Arzerra has been authorised since April 2010. It contains the active substance ofatumumab and is available as a concentrate that is made up into a solution for infusion (drip) into a vein.
Arzerra was designated an 'orphan medicine' (a medicine to be used in rare diseases) on 7 November 2008 for CLL.
For further information on the orphan designation, see EU/3/08/581.
1On 10 November 2016, the CHMP adopted a positive opinion recommending an extension to this indication.
Arzerra was also expected to be used in combination with bendamustine to treat adults with relapsed CLL (CLL that came back after previous treatment).
The active substance in Arzerra, ofatumumab, is a monoclonal antibody, a protein that has been designed to recognise and attach to another protein called CD20 on the surface of lymphocytes, including the cancerous lymphocytes seen in CLL. By attaching to CD20, ofatumumab stimulates the body's immune system to attack the cancerous cells, helping to control the disease.
The company presented the results from a study involving 53 patients with relapsed CLL. All patients received Arzerra plus bendamustine; Arzerra was not compared with any other treatment in this study. The main measure of effectiveness was based on the number of patients who showed a partial or complete response to treatment.
The application was withdrawn after the CHMP had evaluated the documentation provided by the company and formulated a list of questions. After the CHMP had assessed the company's responses to the questions, there were still some unresolved issues.

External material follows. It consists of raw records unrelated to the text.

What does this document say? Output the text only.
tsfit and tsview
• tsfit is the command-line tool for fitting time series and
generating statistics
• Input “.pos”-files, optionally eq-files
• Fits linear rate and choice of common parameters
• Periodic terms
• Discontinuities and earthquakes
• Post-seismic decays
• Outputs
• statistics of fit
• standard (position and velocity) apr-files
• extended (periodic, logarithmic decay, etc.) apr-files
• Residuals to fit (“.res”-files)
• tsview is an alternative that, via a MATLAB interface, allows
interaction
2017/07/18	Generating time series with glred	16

Based on the review of the data, at the time of the withdrawal the CHMP had some concerns and was of the provisional opinion that Arzerra could not have been approved for the treatment of relapsed CLL in combination with bendamustine.

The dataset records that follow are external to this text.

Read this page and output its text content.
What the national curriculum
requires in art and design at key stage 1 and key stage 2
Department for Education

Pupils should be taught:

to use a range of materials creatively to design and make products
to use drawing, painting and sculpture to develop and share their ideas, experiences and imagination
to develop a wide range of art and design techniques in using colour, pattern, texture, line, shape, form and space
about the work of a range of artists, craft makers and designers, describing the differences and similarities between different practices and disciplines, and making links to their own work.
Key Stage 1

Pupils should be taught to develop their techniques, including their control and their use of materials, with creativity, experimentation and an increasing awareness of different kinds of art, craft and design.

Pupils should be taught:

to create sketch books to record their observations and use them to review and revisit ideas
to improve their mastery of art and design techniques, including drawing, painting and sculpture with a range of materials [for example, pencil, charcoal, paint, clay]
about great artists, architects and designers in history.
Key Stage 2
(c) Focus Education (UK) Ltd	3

The CHMP was concerned that the study did not compare Arzerra with any other medicine and only included 53 patients with relapsed CLL. Additionally, although some patients (39 out of 53) responded to the combination Arzerra plus bendamustine, only a few patients (6 out of 53) had a complete response, and these data were not supported by further study results.

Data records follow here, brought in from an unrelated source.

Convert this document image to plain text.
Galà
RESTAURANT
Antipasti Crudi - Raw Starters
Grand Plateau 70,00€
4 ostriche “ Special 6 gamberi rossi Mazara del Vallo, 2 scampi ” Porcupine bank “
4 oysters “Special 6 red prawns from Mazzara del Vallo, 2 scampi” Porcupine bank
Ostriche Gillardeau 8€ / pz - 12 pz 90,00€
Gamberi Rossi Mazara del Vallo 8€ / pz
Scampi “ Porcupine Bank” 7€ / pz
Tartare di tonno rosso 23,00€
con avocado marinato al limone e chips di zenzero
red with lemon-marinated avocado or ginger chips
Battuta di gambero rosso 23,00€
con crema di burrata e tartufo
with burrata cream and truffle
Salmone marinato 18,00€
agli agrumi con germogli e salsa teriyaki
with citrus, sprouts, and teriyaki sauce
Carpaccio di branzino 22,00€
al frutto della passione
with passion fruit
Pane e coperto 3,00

Therefore, at the time of the withdrawal, the CHMP was of the opinion that the results of the study were not considered to be robust and the CHMP concluded that the medicine could not have been approved based on the data presented by the company.
In its letter notifying the Agency of the withdrawal of application, the company stated that its decision was based on the objections raised by the CHMP with regard to the design of the study and its patient population.
The Withdrawal letter: Arzerra is available.
The company informed the CHMP that there are no consequences for patients currently included in or who may be joining clinical trials using Arzerra. If you are in a clinical trial and need more information about your treatment, contact the doctor who is giving it to you.
There are no consequences on the use of Arzerra in its authorised indications.
The full European Public Assessment Report for Arzerra can be found on the Agency's website.